Americans knew that Hitler's regime was founded upon anti-Semitism. American newspapers and movie newsreels regularly reported on German actions against Jews, including Kristallnacht, the Nuremberg Laws, and the forced relocation of Jews to ghettos before American involvement in the war. But American propaganda did not generally dwell on Hitler's racial theories, perhaps because of anti-Semitism and institutionalized racism in the form of Jim Crow in the United States. American propagandists portrayed these actions as another facet of the inherent brutality of totalitarian dictatorships. These were juxtaposed with American democracy, which was portrayed as the polar opposite of fascism.

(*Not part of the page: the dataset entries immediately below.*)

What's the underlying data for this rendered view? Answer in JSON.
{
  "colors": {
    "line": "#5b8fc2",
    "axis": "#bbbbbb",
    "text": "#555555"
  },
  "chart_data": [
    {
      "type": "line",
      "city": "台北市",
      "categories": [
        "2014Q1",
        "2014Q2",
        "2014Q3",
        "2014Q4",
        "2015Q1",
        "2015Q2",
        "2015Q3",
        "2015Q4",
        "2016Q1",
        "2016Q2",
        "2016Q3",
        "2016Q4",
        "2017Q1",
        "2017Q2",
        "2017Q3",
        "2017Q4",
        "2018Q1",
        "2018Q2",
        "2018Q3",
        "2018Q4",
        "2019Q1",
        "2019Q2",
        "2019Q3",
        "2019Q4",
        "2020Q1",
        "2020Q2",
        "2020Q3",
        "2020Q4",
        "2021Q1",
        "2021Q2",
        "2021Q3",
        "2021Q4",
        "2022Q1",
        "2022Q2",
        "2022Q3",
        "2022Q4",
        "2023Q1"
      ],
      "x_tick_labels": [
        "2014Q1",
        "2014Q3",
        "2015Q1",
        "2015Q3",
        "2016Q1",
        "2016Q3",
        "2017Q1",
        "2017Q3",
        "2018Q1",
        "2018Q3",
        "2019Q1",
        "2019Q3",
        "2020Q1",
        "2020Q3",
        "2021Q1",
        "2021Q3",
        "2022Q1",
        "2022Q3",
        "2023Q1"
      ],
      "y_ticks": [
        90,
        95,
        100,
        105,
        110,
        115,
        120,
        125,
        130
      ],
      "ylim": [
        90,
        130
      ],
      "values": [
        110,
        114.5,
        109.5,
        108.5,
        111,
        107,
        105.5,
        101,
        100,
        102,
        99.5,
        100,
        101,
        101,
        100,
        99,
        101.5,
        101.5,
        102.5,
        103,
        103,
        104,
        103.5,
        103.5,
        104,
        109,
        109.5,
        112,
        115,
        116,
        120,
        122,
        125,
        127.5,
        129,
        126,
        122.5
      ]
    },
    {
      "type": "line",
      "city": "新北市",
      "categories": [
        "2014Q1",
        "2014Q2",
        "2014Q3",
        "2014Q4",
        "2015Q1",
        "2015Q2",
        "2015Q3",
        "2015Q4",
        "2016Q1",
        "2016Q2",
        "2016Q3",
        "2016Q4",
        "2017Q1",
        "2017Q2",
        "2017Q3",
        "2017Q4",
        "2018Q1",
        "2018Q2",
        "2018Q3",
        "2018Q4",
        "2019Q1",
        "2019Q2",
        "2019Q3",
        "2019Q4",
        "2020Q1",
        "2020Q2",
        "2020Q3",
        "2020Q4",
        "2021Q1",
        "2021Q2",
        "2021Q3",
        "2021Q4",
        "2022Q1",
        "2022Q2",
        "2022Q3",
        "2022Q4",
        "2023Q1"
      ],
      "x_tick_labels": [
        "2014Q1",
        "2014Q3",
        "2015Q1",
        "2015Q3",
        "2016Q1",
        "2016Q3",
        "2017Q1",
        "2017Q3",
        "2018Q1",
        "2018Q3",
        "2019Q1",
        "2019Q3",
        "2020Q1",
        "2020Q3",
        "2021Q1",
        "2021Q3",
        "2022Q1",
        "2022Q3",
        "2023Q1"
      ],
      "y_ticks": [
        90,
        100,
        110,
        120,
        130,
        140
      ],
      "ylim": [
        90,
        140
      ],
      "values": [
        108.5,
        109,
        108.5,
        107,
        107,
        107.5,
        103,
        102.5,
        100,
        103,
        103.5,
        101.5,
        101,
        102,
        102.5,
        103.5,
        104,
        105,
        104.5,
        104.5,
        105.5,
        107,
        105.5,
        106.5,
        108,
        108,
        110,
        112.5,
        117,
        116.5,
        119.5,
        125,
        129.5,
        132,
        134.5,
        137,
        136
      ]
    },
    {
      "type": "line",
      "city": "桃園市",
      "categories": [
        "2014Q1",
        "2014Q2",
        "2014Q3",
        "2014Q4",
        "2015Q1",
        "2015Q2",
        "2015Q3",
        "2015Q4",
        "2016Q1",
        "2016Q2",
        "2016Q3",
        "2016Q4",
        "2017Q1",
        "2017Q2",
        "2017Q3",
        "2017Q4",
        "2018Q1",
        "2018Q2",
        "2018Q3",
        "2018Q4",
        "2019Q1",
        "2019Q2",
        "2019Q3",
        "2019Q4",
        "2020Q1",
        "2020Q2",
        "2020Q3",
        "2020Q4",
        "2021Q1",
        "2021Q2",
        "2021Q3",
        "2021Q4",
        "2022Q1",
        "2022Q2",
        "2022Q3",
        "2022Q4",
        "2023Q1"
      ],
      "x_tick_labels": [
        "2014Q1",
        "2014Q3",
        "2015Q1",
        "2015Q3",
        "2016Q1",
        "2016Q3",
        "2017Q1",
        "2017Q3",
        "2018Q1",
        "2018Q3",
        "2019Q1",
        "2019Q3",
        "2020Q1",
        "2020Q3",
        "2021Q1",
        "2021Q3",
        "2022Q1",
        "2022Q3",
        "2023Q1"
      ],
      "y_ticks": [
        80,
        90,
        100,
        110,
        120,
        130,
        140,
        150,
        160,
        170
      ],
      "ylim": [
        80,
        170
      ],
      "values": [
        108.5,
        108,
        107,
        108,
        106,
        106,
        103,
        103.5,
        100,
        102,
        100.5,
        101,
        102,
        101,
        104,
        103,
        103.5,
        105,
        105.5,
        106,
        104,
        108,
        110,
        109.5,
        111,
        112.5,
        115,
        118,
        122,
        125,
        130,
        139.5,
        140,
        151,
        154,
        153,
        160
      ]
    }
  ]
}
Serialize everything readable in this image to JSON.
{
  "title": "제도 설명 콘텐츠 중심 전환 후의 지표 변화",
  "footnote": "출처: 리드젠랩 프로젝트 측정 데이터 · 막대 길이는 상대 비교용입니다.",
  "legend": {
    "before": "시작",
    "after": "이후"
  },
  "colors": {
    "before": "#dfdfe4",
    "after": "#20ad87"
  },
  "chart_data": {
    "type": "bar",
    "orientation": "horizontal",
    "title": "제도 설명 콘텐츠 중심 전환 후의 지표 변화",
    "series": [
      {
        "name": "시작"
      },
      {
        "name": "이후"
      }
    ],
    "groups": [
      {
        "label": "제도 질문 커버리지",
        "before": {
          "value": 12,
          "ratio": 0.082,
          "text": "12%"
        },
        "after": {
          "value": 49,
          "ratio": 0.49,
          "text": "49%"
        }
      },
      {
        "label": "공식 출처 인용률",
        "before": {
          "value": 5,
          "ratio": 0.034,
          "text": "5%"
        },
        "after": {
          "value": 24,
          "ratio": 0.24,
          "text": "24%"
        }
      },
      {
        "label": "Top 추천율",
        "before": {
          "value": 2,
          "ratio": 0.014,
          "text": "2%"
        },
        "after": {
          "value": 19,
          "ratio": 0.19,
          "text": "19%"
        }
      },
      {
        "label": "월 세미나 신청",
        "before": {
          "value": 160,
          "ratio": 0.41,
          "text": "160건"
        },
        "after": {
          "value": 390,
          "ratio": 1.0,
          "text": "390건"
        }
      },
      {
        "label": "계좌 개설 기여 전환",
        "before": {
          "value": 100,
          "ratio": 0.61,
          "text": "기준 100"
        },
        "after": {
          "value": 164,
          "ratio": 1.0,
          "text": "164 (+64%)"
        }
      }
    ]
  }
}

Americans saw films depicting the endless stream of German atrocities against civilians in Eastern Europe and, somewhat earlier, Italian brutality against Ethiopians. Hitler and Mussolini were shown as brutal thugs who, along with the Japanese Empire (depicted in American propaganda in highly radicalized terms) would overrun the world if left unchecked. It was the expansionism of Nazi Germany and the brutality with which they treated conquered peoples that was the focus of American propaganda efforts, not the racial foundations of it. The important thing from the perspective of the American government was that its people were steeled to make heavy sacrifices to defeat the Axis powers. Films like Frank Capra's Why We Fight pointed to the inhumanity of the Axis dictatorships, while countless posters, patriotic films, and even Disney and Warner Brothers cartoons celebrated American democracy and urged Americans to defend it.
African-American leaders did, however, focus on Nazi racism, explicitly comparing it to racism at home, especially in the Jim Crow South. Black-owned newspapers famously called for a "Double-V" campaign to win a victory for democracy in Europe and the Pacific, but also at home. This theme, however, was not taken up by the United States government.